An agreement has been arranged between Aurox Resources (ASX: AXO) and the Port Hedland Port Authority (PHPA) for shipping magnetite iron ore from its planned mine development in the region.
The Agreement includes dewatering, stockpiling and ship-loading at the Utah Point Multiuser Facility one of the facilities under development but already in high demand with the boom conditions and anticipated bottlenecks being caused by magnetite, iron ore, chromite and manganese miners starting projects or expanding their exports.
Utah Point will be designed to hold a linear stockpile capable of servicing a shipping operation in excess of 10 million tonnes per annum.

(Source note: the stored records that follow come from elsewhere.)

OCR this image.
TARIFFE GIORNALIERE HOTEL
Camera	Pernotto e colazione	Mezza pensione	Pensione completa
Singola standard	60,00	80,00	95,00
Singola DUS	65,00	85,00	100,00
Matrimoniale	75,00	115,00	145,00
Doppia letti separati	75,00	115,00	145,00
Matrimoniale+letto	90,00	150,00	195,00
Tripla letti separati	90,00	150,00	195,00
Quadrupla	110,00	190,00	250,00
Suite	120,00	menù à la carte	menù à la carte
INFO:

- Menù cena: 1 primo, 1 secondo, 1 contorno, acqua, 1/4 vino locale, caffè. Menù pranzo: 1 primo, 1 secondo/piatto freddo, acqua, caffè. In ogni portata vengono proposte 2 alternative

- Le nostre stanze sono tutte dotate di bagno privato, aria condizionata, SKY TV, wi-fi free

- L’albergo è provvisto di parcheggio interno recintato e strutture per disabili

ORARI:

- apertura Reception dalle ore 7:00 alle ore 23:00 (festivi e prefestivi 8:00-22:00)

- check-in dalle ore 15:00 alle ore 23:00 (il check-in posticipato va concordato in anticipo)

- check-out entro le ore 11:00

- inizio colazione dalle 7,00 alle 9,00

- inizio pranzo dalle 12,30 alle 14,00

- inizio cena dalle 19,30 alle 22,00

Aurox's chairman Charles Schaus said the company will install and operate its own dewatering, stacking and reclaiming equipment, with the capacity to feed the PHPA out-loading conveyor system at its design rate of 7,500 tonnes per hour.
Access to port facilities is clearly a critical element in the development of a project such as this - without a port there is no project, Schaus said.
The signing of this agreement further de-risks the Balla Balla project, and keeps us on track toward first shipment of magnetite concentrate in the second half of 2010, he said.
Aurox will transport the Balla Balla magnetite concentrate 110 kilometres from mine site to Utah Point via a buried slurry pipeline, avoiding the traffic, dust and noise associated with a trucking operation.
The slurry product will be dewatered at the port with the majority of process water returned to Balla Balla for re-use. However, a small quantity of water will be retained at the port for dust suppression and wash down purposes.
Aurox will prepay a Port Facility Charge which is refunded by the PHPA through a formulated reduction of port utilisation fees against future Balla Balla tonnage shipped over the Utah Point Berth. The term of the Agreement is 15 years.
Commenting today, Western Australia's Planning & Infrastructure Minister Alannah MacTiernan said the agreement underlines the viability of transparent access regimes for multi-user facilities in supporting new entrants into the resources industry.
She said the agreement will see ore exports initially at 6 Mtpa rising up to 10 Mtpa after five years, using about half the capacity of the new berth, due for completion in 2010.
The Minister said the port has already received commitments for a total of 16.5 Mtpa of capacity for iron ore, manganese and chromite through Utah Point, which is costing $A225 million ($US M) to develop.
There could be 10, or more, smaller-scale exporters using the public facilities to get a foothold in the industry. Some may grow to the point where it becomes economical for them to develop their own infrastructure, she added.